The fundamental flaw with Federated Identity and SSO
Single Sign-On (SSO) Technology has gained quite some momentum in the last few years, despite an obvious flaw
Update: As of Feb 14th 2019, nearly two weeks after I wrote this piece, Myki claims to have discovered the same SSO functionality being exploited using even more sophisticated tactic — an imitation ‘lightbox’ or modal-style DOM- popup which is not an actual “window.”
Today almost every website offers a convenient way for the end-users to sign-in with Facebook, Twitter or Google. That’s SSO: using an existing identity to get into multiple services of same or different organizations.
An obvious advantage is the convenience of not having to fill-in sign up forms all over again, verifying emails, and setting up a password (although that largely depends on how SSO has been implemented). The user can simply “login with an existing account” to an entirely new website.
The disadvantage, however is to do with how most SSOs are being implemented today.
Typically, clicking on one of the buttons either launches a “pop up” from the desired login service, or redirects the user there.
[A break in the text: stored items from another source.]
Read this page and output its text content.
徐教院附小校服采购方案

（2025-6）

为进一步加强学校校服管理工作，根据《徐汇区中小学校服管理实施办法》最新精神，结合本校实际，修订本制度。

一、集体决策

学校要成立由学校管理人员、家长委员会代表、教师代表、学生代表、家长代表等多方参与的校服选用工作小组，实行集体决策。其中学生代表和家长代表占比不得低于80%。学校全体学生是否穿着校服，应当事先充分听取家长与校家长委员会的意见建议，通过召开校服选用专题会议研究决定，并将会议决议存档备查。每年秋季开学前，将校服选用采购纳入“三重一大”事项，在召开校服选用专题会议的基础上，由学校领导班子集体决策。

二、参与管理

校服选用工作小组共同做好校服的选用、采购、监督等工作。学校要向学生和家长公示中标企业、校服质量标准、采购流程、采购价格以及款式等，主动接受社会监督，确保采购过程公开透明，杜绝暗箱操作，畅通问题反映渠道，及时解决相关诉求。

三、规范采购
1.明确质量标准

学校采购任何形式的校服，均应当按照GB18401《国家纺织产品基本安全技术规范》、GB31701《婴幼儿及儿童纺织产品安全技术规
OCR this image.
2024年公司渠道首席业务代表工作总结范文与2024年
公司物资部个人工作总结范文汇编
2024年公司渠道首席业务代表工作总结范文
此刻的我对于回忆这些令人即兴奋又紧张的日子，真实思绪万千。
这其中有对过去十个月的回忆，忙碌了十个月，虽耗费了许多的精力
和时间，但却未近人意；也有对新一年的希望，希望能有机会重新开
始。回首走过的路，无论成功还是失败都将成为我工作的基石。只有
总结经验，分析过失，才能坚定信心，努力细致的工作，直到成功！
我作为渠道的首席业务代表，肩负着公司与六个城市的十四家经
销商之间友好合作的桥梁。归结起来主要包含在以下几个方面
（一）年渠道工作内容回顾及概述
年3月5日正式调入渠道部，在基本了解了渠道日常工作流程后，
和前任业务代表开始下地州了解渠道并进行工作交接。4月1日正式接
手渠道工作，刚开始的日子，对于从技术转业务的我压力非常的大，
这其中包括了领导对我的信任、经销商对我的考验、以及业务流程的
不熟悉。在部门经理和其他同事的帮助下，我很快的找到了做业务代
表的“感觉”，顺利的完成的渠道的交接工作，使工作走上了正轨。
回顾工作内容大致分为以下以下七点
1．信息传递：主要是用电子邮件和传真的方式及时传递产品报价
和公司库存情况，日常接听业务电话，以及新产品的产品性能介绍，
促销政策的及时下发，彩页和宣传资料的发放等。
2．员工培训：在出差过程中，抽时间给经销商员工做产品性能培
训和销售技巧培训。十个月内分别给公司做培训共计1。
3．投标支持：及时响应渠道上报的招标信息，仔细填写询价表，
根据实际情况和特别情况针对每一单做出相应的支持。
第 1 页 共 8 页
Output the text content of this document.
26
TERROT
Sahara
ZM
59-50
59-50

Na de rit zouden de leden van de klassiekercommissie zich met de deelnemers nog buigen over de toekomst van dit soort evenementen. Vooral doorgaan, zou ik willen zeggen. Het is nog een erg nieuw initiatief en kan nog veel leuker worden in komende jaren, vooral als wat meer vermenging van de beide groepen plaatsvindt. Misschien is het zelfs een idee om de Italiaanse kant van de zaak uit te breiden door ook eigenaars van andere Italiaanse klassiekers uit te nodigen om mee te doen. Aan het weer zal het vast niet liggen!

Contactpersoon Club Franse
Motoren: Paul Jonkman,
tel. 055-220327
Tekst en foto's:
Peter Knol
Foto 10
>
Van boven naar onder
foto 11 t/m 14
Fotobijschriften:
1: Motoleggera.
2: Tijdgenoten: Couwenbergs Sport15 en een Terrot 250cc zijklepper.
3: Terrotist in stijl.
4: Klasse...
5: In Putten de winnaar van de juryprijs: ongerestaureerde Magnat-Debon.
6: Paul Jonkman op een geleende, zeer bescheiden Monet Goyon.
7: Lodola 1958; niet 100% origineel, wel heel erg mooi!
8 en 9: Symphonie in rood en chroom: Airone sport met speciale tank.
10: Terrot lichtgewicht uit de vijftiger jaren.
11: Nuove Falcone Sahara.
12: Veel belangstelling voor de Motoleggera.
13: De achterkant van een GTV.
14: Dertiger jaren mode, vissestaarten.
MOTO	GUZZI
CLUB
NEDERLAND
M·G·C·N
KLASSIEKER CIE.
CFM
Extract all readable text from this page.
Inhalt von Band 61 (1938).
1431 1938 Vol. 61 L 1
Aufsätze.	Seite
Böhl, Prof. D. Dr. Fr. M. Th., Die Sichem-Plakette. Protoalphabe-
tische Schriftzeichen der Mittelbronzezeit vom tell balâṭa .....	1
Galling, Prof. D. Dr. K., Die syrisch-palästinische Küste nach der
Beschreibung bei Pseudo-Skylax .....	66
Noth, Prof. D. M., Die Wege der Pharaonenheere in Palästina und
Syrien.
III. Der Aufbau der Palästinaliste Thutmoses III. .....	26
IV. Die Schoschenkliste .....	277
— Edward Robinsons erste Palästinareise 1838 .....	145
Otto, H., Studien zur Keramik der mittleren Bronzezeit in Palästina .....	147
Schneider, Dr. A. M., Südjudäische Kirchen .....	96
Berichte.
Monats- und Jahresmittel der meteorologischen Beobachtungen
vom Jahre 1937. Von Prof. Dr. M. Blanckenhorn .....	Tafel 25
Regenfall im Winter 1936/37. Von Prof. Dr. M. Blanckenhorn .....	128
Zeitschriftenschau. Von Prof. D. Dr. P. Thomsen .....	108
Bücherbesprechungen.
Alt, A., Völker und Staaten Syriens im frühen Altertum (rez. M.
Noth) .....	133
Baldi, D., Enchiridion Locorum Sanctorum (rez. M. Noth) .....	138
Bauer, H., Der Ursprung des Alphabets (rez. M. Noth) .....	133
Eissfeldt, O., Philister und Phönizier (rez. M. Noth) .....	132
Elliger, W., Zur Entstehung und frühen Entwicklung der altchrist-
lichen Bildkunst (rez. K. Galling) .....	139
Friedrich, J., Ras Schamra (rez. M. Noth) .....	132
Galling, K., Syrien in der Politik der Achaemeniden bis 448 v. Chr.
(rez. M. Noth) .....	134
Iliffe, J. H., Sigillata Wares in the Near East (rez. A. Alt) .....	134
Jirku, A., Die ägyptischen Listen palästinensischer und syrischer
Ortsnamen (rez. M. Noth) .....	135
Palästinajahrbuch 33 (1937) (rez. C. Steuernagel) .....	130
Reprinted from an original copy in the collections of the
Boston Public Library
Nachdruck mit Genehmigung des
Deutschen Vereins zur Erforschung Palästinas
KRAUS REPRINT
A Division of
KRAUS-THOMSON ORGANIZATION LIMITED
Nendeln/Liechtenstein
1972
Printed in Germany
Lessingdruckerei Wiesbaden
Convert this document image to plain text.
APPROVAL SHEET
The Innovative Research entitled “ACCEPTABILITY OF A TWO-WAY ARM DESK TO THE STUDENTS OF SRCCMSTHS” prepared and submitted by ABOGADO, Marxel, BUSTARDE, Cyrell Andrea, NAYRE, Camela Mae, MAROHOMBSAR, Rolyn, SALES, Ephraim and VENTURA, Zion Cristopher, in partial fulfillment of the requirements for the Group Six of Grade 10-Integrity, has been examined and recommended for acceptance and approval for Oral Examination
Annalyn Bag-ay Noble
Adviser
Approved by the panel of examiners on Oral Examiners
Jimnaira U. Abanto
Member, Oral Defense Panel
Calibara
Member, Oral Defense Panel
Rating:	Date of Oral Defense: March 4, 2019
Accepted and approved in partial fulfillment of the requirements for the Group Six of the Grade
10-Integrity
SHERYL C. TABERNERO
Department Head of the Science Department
But, unless the user is vigilant and savvy enough, this same kind of functionality has been abused in phishing attacks!
For example, an unsuspecting user can “trust” and enter their Twitter credentials on a copycat page. But, in case of popups, even savvy users can be fooled. The popup below displays a partial URL with an SSL padlock sign. A lazy user — technologically versed or not, will likely trust the URL, padlock and the page visuals and key in their credentials away. If you are more careful, you will likely expand the popup to reveal whether the address bar contains a legitimate or a copycat domain. In this case the apparent text api.twitter.com could have been:
The biggest risk with the SSO implementations today is a high probability of their abuse by hackers to conduct phishing attacks.
A Better Solution
Better — not as in convenient for the user, but as in more secure; less prone to phishing.
Instead of making the user enter their username and password — credentials for that service, why not ask the user to go directly to that service, and retrieve a “temporary security token” aka one-time password (OTP) ?
This ensures the user actually would have to type, in this case, “twitter.com” into a separate window and log in to retrieve a one-time token from their Twitter account. The user could then copy-and-paste this token back to the service requesting access. The service could then make an API call using this access token to retrieve the user details — at least the very first time. Subsequent logins need remain unchanged: as long as you are logged in to Twitter, the workflow may automatically log you in onto the websites you had signed up for using Twitter earlier.
Of course, a hacker can abuse this functionality too — by pretending they are a legitimate website, but in this case, giving away a “one-time token” to a malicious actor is a better accident than typing away your username and password, which could lead to a total compromise.
Yes, I’m aware the process is not without its flaws and could be a pain in the long run. It is not the most superior solution but provides additional security and deters phishing, compared to the reckless manner in which most SSO workflows have been implemented today.